Calif. law mandates EMS training to ID, assist human trafficking victims

“A paramedic coming to us in an accident and knowing what to look for would really help future victims not be hurt or sold or worse," a trafficking survivor said of the legislation


By EMS1 Staff

SACRAMENTO, Calif. — A state bill signed into law this week will require all California EMS providers to undergo training on issues related to human trafficking, the California Globe reported.

The bill requires at least 20 minutes of training on the topic beginning July 1, 2024, which will outline how to identify and interact with victims of human trafficking, as well as how to alert authorities while maintaining the safety of the victim.

“Human trafficking victims are rescued by ordinary people who recognize the signs of trafficking and are brave enough to act,” Assemblyman Jordan Cunningham, who authored the bill, said. “As front-line emergency workers, EMTs and paramedics are uniquely situated to interact with trafficking victims. Training these workers to recognize the signs of trafficking will save lives.”

The bill received unanimous support and was signed into law on Tuesday by Newsom.

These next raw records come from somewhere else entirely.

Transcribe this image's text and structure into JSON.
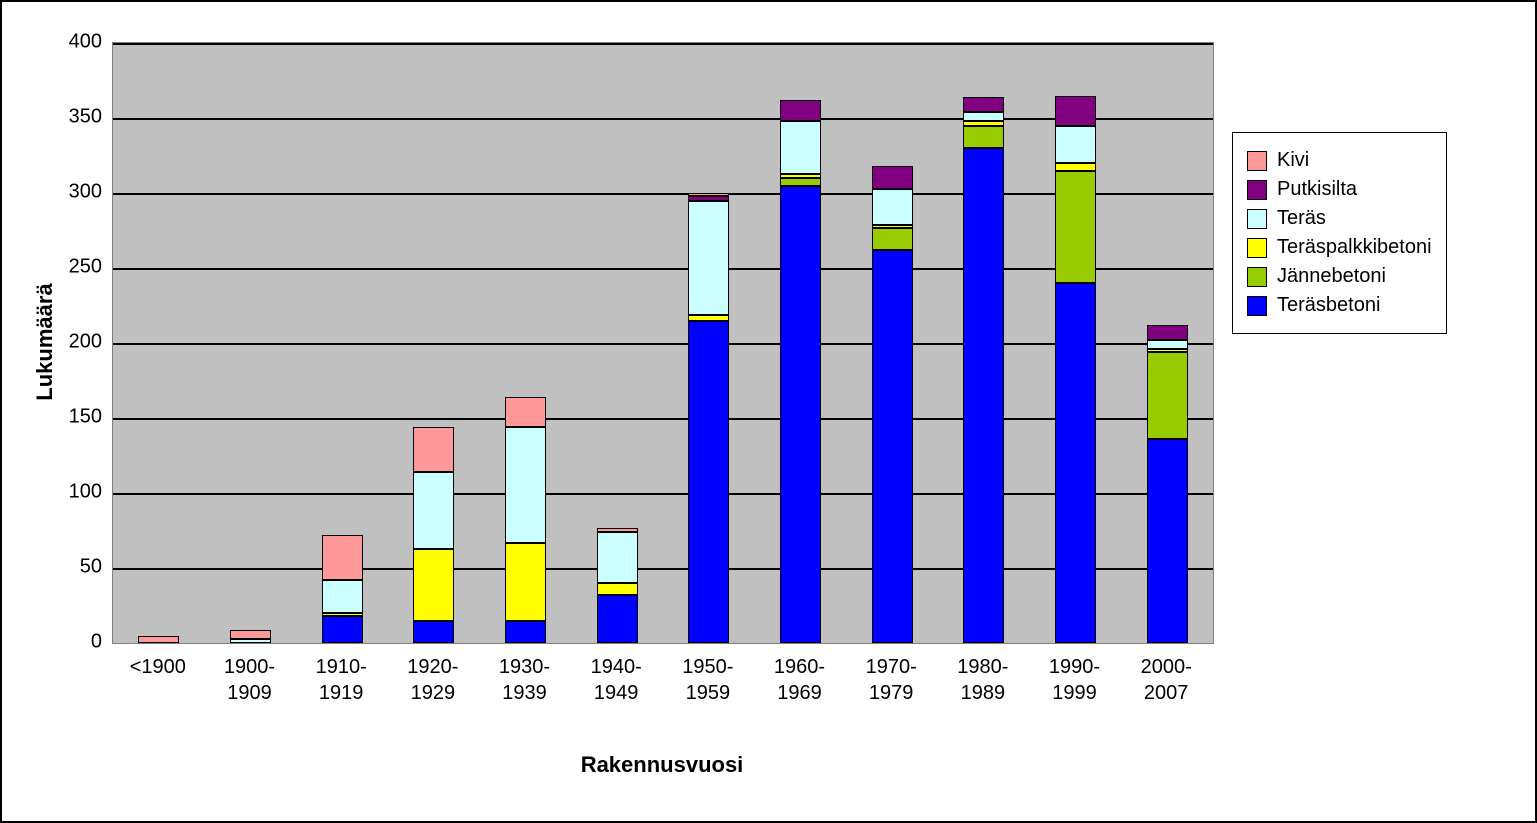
{
  "chart": {
    "type": "stacked_bar",
    "background_color": "#ffffff",
    "plot_background_color": "#c0c0c0",
    "grid_color": "#000000",
    "border_color": "#000000",
    "bar_width_ratio": 0.45,
    "x_axis": {
      "title": "Rakennusvuosi",
      "title_fontsize": 22,
      "tick_fontsize": 20,
      "categories": [
        "<1900",
        "1900-1909",
        "1910-1919",
        "1920-1929",
        "1930-1939",
        "1940-1949",
        "1950-1959",
        "1960-1969",
        "1970-1979",
        "1980-1989",
        "1990-1999",
        "2000-2007"
      ]
    },
    "y_axis": {
      "title": "Lukumäärä",
      "title_fontsize": 22,
      "tick_fontsize": 20,
      "min": 0,
      "max": 400,
      "tick_step": 50,
      "ticks": [
        0,
        50,
        100,
        150,
        200,
        250,
        300,
        350,
        400
      ]
    },
    "series": [
      {
        "key": "terasbetoni",
        "label": "Teräsbetoni",
        "color": "#0000ff"
      },
      {
        "key": "jannebetoni",
        "label": "Jännebetoni",
        "color": "#99cc00"
      },
      {
        "key": "teraspalkkibetoni",
        "label": "Teräspalkkibetoni",
        "color": "#ffff00"
      },
      {
        "key": "teras",
        "label": "Teräs",
        "color": "#ccffff"
      },
      {
        "key": "putkisilta",
        "label": "Putkisilta",
        "color": "#800080"
      },
      {
        "key": "kivi",
        "label": "Kivi",
        "color": "#ff9999"
      }
    ],
    "data": {
      "terasbetoni": [
        0,
        0,
        18,
        15,
        15,
        32,
        215,
        305,
        262,
        330,
        240,
        136
      ],
      "jannebetoni": [
        0,
        0,
        0,
        0,
        0,
        0,
        0,
        5,
        15,
        15,
        75,
        58
      ],
      "teraspalkkibetoni": [
        0,
        0,
        2,
        48,
        52,
        8,
        4,
        3,
        2,
        3,
        5,
        2
      ],
      "teras": [
        0,
        3,
        22,
        51,
        77,
        34,
        76,
        35,
        24,
        6,
        25,
        6
      ],
      "putkisilta": [
        0,
        0,
        0,
        0,
        0,
        0,
        3,
        14,
        15,
        10,
        20,
        10
      ],
      "kivi": [
        5,
        6,
        30,
        30,
        20,
        3,
        2,
        0,
        0,
        0,
        0,
        0
      ]
    },
    "legend": {
      "position": "right",
      "order": [
        "kivi",
        "putkisilta",
        "teras",
        "teraspalkkibetoni",
        "jannebetoni",
        "terasbetoni"
      ],
      "labels": {
        "kivi": "Kivi",
        "putkisilta": "Putkisilta",
        "teras": "Teräs",
        "teraspalkkibetoni": "Teräspalkkibetoni",
        "jannebetoni": "Jännebetoni",
        "terasbetoni": "Teräsbetoni"
      }
    }
  }
}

“A paramedic coming to us in an accident and knowing what to look for would really help future victims not be hurt or sold or worse,” Manuela Garcia, who is a human trafficking survivor, said. “Not many people think about what happens to us after someone doesn’t see a warning sign and doesn’t alert the police or someone, but it is not pretty. With a law like this, it can help stop this from happening to more people. That’s a good thing.”